How new bosses causes trouble.
When a new ‘boss’ arrives, there’s usually a period of watch and see, which is often followed by internecine war. Like any new tyrant, a new boss needs to stamp his name on the branding irons.
The Great Rubbish Bin War began when Mr. Contention, a new boss, decided to move the rubbish bin as, according to him,
“Seeing a rubbish bin as you enter the office sets the wrong tone.”
If you are employed anywhere, you know that over time you tend to sleepwalk. Hence moving a rubbish bin will usually lead to tossing rubbish where it had been.
There are those employees who walk in, toss the trash where the bin should be, and don’t realise there is no bin.
There are others who toss the trash, realise there is no bin, but keep walking.
Then there are those who stand up and ask: “Where’s the Bin?”
It is not usual for employees become sentimental about a rubbish bin. However, at this particular office, the removal of that rubbish bin was tantamount to a declaration of war.
The standard war cry was that; “You can’t just walk into an office and remove a rubbish bin.”
The standard behaviour was to throw trash where the bin used to be until there was a great garbage mountain.
At this point one Stupidvisior decided to involve herself in the situation.
“What’s this mess?” She shouts, seeing the hall appearing as a landfill.
No one answered her, so she shouted again, and Leyton, because he did tend to like trouble, replied;
“What mess?”
“What do you mean what mess?” Stupidvisior retorted, ankle deep in old paper, half eaten lunches, and whatever else people had discarded.
“What mess?” Leyton says with a straight face, “that’s the rubbish bin.”
“What rubbish bin? There is no rubbish bin!”
“There’s no rubbish bin?” Leyton said innocently, while the rest of the staff was inflicting damage to their jaws to keep from laughing.
“Do you see a rubbish bin?” The Stupidvisior asked.
“There’s supposed to be a rubbish bin there,” Leyton decided, getting up and out of the office so he could roll on the floor in hysterics privately.
“Who is going to clean up this mess?” The Stupidvisior asked.

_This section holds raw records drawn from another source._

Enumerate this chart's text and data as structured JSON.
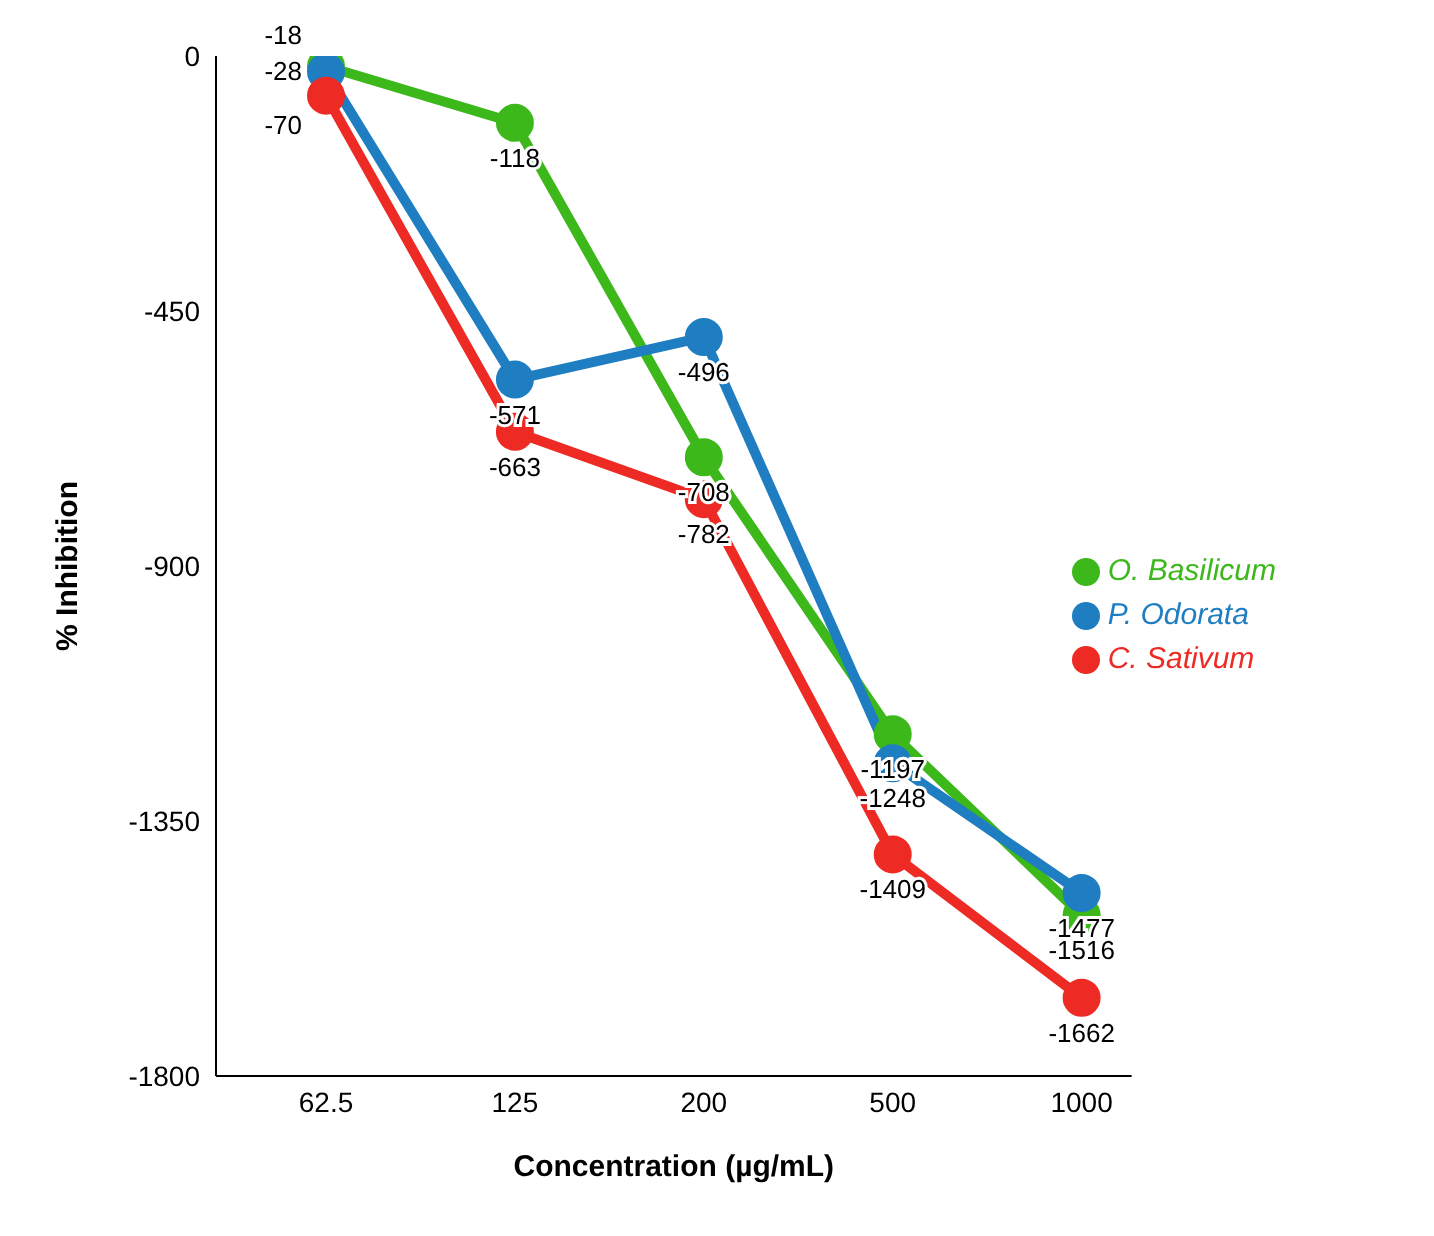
{
  "chart_data": {
    "type": "line",
    "xlabel": "Concentration (µg/mL)",
    "ylabel": "% Inhibition",
    "categories": [
      "62.5",
      "125",
      "200",
      "500",
      "1000"
    ],
    "series": [
      {
        "name": "O. Basilicum",
        "color": "#3cb81b",
        "values": [
          -18,
          -118,
          -708,
          -1197,
          -1516
        ]
      },
      {
        "name": "P. Odorata",
        "color": "#1f7ec2",
        "values": [
          -28,
          -571,
          -496,
          -1248,
          -1477
        ]
      },
      {
        "name": "C. Sativum",
        "color": "#ee2a24",
        "values": [
          -70,
          -663,
          -782,
          -1409,
          -1662
        ]
      }
    ],
    "ylim": [
      -1800,
      0
    ],
    "yticks": [
      -1800,
      -1350,
      -900,
      -450,
      0
    ],
    "grid": false,
    "legend": "right",
    "marker": "circle",
    "line_style": "solid",
    "data_labels": true
  }
}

“What Mess?” asked Daphne, filling in for Leyton.
The Stupidvisior, having covered this ground already, moved away, and the staff rejoiced as if they’d won a major battle.
Shortly after the maintenance man came, swept up the rubbish, put it into a big plastic bag, and carried it away.
In about an hour, Geeky Kid came through the passage, tossed an empty cup at where the Rubbish Bin used to be and kept walking.
The Staff held their faces flat, not wanting to alert G.K. that there was no bin.
The empty cup was lonely for a short time, when another member of the I.T. squad came through, and so fascinated by the conversation he was conducting with his cell phone, tossed a tin which bounced back and hit him.
“Who moved the bin?” he shouted, staring at Bailey.
“What you looking at me for?” he argued.
“Did you move the bin?”
Hearing the magic word, the Stupidvisior came flying out and nabbed G.K.2.
“What are you throwing garbage on the floor for?”
“Where’s the bin?” G.K.2. asked.
It was then the Stupidvisior admitted that Mr. Contention had decided it set the wrong tone when people enter the office to see a rubbish bin.
This led to great debate, which went on and on, until Mr. Contention himself came into the fray where he could toss his weight around.
This, of course, made it worse.
It was then decided that as soon as he was out of the building, everyone would empty their little bins in the
area where the much lamented Rubbish bin had been.
Old Man Finister, who was due to retire next month, now took the bull by the horns, or the Rubbish Bin by the Handles.
He went on a mission to find and retrieve and return the bin, which had been moved to a position way down the other corridor.
He received a standing ovation when he placed the bin where it had previously stood.
Cathy, who was pretty good with graphics, ran off a huge sign which was taped up over the bin.
“The Contention Memorial Rubbish Bin.”
The sign was torn down by the Stupidvisior, but the Rubbish Bin remained.